С самого начала беременности Мари-Анж чувствовала себя лучше, чем когда бы то ни было, если не считать легкого ощущения тошноты. Каждое утро, подходя к зеркалу, она ожидала увидеть круги под глазами и желтые пятна на лице – эти неприятные и будто бы неизбежные признаки беременности. Однако их не было: на нее по-прежнему смотрело цветущее лицо. Она немного пополнела, грудь у нее округлилась… все наперебой восхищались тем, как она прекрасно выглядит.
«Ребенок необходим для того, чтобы женщина чувствовала себя здоровой и спокойной, – думала она в такие минуты. – Мы созданы для этого. Я, во всяком случае, безусловно… Ребенок…»
Ребенок, которого баюкают и кормят грудью, ребенок, которого целуют в щечку, свежую и нежную, как персик, ребенок, смотрящий широко раскрытыми глазами на еще неведомый ему мир, ребенок, что смеется в колыбельке, когда его щекочут, ребенок, чье пухлое и хрупкое тельце хочется облизать, как это делают самки животных, ребенок, встающий на ножки и, пошатываясь, делающий первые робкие шаги, ребенок, который растет и взрослеет…
– Почему другие женщины, – прошептала чуть слышно Мари-Анж, – могут рожать детей без драм, без проклятий.
Камень, еще камень… статуя… фонтан…
Женский голос громко прозвучал позади:
– Никогда еще Версаль не был так великолепен, как сегодня!
Мужской голос спросил:
– Вы уверены, что будет только один тур голосования?..
Почему Симон не скажет ей: «Мари-Анж, сохрани ребенка. Я тебя об этом прошу. Я этого хочу. Ведь он также и мой, ты не смеешь сама решать его судьбу. Мы вместе воспитаем его и, как только я стану свободен, поженимся. Что нам до общественного мнения. Разве люди могут понять нас?.. Я принимаю на себя ответственность и за твою судьбу, и за судьбу ребенка».
Почему он так не говорит? Почему не принимает решение? Почему не приказывает ей? Почему он, мужчина, оставляет ее теперь одну?

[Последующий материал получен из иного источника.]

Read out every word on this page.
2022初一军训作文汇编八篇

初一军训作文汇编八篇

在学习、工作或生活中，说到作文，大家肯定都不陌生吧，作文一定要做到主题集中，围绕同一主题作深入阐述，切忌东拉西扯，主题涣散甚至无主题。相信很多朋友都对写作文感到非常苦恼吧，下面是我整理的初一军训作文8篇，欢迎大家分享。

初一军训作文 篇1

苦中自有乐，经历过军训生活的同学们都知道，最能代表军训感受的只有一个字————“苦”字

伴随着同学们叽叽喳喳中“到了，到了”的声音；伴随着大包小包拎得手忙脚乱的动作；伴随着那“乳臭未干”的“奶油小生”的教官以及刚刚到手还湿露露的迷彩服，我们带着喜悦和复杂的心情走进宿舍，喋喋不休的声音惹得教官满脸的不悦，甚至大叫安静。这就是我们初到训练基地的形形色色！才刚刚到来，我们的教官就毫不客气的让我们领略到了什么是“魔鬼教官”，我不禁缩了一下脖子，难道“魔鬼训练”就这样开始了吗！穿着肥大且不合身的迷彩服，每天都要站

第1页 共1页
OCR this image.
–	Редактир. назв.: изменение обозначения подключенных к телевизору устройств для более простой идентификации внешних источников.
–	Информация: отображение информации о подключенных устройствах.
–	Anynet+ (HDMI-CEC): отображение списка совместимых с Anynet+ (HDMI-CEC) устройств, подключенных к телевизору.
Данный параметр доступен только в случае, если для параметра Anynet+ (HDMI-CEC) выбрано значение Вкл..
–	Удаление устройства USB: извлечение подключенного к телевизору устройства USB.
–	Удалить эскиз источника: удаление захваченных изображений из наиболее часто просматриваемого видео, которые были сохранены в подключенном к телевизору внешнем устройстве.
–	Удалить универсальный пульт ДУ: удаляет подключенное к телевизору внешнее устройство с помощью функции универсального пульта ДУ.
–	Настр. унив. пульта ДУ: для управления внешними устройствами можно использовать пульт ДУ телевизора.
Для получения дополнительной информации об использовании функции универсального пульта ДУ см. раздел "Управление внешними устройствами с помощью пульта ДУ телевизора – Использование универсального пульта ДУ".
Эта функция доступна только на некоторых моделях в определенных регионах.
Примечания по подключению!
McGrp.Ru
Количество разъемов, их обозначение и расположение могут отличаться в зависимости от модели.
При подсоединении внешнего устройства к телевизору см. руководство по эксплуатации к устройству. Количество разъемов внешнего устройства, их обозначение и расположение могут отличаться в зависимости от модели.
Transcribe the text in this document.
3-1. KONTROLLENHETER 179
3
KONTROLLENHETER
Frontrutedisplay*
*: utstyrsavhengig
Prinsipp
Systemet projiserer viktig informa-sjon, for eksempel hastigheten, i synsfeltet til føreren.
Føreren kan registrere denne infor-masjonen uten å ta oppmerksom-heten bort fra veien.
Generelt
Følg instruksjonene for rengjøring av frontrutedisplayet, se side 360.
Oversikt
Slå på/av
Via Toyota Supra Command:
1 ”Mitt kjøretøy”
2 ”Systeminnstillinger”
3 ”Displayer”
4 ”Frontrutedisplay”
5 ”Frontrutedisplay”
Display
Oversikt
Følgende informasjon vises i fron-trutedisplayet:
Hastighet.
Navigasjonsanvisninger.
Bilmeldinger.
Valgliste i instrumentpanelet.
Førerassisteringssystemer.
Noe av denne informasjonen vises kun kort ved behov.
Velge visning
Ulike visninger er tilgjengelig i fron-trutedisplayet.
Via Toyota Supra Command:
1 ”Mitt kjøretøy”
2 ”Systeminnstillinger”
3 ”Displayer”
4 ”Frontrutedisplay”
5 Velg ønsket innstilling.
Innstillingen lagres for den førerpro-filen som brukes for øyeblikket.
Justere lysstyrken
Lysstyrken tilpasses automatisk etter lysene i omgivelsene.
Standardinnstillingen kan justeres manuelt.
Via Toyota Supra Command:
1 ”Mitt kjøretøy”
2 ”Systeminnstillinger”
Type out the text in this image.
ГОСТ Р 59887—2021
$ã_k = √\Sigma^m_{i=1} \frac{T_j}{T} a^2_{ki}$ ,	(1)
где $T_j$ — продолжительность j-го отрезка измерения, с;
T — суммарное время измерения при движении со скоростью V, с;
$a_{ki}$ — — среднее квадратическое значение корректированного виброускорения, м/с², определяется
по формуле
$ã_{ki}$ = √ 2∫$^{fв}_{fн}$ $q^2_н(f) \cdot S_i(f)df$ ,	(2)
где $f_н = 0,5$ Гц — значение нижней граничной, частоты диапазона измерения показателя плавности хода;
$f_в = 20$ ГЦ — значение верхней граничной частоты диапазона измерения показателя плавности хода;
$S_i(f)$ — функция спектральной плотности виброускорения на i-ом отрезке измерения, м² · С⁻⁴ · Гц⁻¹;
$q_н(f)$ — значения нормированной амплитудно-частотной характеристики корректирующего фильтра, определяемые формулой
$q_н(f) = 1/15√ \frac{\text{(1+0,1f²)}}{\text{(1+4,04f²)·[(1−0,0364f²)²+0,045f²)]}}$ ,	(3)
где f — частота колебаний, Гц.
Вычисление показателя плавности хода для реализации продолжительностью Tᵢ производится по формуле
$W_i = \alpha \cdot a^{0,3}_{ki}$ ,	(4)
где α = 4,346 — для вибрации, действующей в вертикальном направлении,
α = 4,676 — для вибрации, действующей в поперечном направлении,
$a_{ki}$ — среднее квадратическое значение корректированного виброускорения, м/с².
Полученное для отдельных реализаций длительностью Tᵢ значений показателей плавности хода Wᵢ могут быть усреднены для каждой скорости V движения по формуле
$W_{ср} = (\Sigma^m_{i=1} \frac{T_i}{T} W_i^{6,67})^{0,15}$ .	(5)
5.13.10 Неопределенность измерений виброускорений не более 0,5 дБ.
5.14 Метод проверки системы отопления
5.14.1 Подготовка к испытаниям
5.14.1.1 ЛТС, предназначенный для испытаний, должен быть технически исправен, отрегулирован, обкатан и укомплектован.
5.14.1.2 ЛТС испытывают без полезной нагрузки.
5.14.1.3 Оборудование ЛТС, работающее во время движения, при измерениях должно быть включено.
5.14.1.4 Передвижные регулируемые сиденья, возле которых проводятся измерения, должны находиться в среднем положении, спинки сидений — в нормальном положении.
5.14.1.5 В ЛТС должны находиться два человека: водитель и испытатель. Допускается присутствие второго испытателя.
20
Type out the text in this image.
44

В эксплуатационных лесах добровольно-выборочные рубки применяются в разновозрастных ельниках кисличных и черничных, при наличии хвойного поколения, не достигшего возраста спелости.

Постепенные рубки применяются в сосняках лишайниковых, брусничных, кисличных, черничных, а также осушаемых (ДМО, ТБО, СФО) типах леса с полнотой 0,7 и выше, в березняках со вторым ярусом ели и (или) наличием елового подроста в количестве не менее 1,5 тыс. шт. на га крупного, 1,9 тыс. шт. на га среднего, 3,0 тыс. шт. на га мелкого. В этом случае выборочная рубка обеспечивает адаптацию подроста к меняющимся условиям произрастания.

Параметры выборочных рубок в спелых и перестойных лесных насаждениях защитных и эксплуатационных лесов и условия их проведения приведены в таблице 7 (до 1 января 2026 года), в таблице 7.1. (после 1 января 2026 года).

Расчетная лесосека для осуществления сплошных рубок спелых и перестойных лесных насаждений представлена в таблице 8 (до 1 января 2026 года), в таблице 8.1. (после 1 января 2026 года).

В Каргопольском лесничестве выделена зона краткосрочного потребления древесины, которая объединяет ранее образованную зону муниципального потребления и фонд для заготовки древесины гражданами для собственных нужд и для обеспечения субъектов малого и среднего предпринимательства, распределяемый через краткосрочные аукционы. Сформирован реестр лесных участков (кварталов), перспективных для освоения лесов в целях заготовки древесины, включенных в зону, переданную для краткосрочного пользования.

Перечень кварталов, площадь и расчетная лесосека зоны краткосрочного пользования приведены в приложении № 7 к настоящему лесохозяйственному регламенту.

«Если бы он мне так сказал, я бы на все смотрела иначе. Я бы чувствовала себя счастливой. И я бы приняла решение. Ведь, в сущности, я этого и сама хочу. Но он обязан сказать, и немедля».
В душе Симона тоже происходила борьба. Он еще сильнее хотел иметь ребенка, чем Мари-Анж. «Она ведь еще сможет иметь детей… А для меня это, должно быть, последняя возможность…» Правда, этот еще не рожденный ребенок мог, став взрослым, превратиться во второго Жан-Ноэля, это незаконнорожденное дитя могло оказаться и девочкой, и девочка эта могла впоследствии стать второй Люсьенн Дюаль… Да, так могло случиться, но не обязательно. Ведь Мари-Анж будет совсем в иных условиях. Но имеет ли он право просить ее об этом? Он отлично понимал, какую драму она сейчас переживает. Для него все это куда проще, все сведется главным образом к денежным обязательствам. А ее ждут и физические, и моральные страдания, и ложное положение в обществе. «А если я умру, так и не успев развестись, не успев признать ребенка своим, если нас разлучит война?.. Мало ли что может произойти… И тогда она останется одна, с малышом на руках, жизнь ее будет искалечена, ей нелегко будет устроить свою судьбу… Нет, нет, я не имею права».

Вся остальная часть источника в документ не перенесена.